Laudo da PMA revela combinação fatal por trás de mortandade de peixes no Rio Imaruim, em SC
Um laudo da Polícia Militar Ambiental (PMA) divulgado na segunda-feira (20) expôs a combinação de fatores ambientais e antrópicos que resultou na morte de milhares de peixes no Rio Imaruim, que corta a cidade de Palhoça, na Grande Florianópolis, Santa Catarina. O caso, que ganhou repercussão em fevereiro quando moradores flagraram cardumes inteiros boiando na água, foi investigado através de análises microbiológicas, físico-químicas e identificação de compostos potencialmente associados à contaminação.
Combinação de fatores ambientais e ação humana
Segundo o documento oficial, não houve uma causa única para a tragédia ambiental, mas sim uma conjunção perigosa de elementos que comprometeram severamente o ecossistema aquático. O laudo foi elaborado com base em amostras coletadas durante fiscalização ambiental e considera que a situação pode ter se agravado devido à ação humana, embora não especifique detalhes sobre responsabilidades individuais ou empresariais.

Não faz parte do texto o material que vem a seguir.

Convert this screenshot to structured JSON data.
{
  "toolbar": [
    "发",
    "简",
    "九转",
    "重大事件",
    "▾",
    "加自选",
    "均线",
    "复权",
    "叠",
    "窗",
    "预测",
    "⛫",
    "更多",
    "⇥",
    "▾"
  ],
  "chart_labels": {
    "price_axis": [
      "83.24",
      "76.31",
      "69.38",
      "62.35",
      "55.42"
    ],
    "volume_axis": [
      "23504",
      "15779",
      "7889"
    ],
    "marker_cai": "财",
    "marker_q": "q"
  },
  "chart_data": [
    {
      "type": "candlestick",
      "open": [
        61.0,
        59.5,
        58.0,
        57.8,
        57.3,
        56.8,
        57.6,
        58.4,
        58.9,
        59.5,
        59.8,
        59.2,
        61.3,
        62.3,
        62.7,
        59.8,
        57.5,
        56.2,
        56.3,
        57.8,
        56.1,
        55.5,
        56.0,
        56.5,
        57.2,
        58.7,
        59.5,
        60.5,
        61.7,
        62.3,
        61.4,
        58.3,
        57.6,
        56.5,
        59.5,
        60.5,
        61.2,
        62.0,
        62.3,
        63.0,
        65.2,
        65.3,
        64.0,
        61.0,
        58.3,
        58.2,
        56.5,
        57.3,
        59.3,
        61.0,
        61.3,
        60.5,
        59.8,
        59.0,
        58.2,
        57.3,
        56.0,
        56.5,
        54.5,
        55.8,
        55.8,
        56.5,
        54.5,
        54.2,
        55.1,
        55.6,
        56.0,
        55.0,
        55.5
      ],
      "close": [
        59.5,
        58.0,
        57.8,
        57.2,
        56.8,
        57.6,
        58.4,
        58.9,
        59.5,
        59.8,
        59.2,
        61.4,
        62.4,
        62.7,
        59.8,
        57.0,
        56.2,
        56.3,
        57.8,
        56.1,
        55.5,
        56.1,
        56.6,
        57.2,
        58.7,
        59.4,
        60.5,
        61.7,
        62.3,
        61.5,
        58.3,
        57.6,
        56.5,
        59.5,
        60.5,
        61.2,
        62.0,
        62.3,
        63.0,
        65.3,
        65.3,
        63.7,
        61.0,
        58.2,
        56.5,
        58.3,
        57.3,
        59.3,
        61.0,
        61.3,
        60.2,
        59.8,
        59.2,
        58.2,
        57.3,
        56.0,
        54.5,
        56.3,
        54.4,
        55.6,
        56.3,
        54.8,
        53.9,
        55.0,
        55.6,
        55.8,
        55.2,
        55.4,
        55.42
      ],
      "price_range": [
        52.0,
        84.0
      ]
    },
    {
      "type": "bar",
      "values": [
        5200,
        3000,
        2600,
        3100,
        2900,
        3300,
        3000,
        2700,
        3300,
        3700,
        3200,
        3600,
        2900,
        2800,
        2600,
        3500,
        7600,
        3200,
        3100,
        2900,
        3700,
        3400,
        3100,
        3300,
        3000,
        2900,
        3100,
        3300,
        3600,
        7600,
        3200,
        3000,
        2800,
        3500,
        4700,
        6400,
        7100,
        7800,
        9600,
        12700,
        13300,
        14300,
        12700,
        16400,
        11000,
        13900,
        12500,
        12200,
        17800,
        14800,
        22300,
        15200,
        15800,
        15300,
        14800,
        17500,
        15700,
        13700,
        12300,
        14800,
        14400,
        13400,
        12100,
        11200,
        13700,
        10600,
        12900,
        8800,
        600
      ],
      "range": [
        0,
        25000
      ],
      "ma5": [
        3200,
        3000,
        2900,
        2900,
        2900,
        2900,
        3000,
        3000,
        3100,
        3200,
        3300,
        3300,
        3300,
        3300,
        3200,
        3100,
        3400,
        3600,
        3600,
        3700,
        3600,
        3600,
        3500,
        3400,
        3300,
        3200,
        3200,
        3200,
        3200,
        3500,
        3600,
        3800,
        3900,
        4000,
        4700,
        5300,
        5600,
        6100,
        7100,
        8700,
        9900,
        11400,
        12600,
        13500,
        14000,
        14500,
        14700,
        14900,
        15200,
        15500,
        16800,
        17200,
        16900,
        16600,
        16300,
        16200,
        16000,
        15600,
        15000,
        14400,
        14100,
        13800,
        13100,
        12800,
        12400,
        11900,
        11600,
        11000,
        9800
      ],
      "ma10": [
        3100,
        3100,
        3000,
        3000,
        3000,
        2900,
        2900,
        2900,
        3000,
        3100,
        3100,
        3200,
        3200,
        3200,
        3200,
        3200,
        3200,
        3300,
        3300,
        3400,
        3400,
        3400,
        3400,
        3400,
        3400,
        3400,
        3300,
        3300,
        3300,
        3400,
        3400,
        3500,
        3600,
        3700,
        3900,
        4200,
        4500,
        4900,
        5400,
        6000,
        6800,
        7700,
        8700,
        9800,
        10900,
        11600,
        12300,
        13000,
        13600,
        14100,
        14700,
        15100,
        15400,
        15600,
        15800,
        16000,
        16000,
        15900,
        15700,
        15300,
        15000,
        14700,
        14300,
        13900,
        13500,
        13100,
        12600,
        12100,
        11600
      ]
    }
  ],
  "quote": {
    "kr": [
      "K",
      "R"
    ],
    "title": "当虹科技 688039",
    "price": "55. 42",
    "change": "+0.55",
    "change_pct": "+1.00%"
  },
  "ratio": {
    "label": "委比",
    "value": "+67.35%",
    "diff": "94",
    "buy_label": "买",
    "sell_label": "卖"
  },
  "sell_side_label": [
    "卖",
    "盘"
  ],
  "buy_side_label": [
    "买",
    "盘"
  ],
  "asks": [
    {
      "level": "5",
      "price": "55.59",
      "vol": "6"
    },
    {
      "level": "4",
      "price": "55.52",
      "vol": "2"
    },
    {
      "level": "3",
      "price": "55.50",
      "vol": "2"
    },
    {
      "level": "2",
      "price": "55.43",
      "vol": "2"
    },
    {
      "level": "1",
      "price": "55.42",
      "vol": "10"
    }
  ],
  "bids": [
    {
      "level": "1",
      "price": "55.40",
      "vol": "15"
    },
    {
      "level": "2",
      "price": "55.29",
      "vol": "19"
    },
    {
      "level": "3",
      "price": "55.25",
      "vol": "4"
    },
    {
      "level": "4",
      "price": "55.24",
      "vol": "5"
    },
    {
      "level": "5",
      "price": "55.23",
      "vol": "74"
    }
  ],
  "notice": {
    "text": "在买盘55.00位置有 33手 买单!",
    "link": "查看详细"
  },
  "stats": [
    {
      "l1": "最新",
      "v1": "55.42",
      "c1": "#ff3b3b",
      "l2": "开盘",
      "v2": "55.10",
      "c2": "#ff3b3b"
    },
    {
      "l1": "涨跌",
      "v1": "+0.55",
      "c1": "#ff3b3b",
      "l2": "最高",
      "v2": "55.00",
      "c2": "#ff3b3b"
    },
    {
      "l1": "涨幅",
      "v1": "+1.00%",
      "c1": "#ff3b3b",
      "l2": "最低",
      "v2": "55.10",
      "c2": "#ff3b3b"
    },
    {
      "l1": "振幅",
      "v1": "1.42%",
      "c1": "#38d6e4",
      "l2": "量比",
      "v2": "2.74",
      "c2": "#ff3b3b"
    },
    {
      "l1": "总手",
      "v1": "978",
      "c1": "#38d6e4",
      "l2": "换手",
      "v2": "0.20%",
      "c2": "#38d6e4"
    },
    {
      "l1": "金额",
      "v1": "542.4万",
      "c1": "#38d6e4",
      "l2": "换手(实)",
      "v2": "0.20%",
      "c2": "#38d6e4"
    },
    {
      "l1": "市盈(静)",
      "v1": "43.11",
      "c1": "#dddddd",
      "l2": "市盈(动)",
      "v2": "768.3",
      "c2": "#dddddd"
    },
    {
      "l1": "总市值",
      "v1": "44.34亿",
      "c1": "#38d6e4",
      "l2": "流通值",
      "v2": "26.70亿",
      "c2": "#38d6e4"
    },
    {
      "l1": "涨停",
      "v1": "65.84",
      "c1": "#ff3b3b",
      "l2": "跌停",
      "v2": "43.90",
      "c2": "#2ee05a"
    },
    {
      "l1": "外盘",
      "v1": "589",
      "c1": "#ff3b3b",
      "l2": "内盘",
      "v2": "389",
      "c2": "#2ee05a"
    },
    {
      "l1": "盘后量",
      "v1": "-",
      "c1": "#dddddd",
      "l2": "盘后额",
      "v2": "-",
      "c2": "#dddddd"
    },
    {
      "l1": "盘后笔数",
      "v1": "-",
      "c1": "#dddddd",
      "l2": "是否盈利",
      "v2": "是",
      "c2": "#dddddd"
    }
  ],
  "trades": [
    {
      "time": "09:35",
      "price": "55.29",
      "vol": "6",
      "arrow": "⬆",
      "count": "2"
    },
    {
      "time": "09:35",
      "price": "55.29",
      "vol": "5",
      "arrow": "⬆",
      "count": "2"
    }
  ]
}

Os principais fatores identificados que atuaram em sinergia foram:
- Água excessivamente ácida com pH de 4,9, nível que compromete diretamente a fisiologia dos peixes
- Temperatura elevada da água registrada em 28,6°C, condição que reduz o oxigênio dissolvido enquanto aumenta o metabolismo dos animais aquáticos
- Presença de surfactantes indicando contaminação por esgoto doméstico, que aumenta significativamente a carga orgânica na água
Efeito dominó ecológico
Esta combinação criou um cenário especialmente hostil para a vida aquática. A água ácida e quente, somada à carga orgânica do esgoto, provocou um aumento na demanda bioquímica de oxigênio, favorecendo a proliferação descontrolada de microrganismos que consomem ainda mais o oxigênio disponível. O documento conclui que a limitação natural de mobilidade da espécie Manjubinha (Cetengraulis edentulus), associada à drástica redução de oxigênio na água, "aumentam significativamente a vulnerabilidade da espécie, são fatores que podem ter justificado a mortandade concentrada observada".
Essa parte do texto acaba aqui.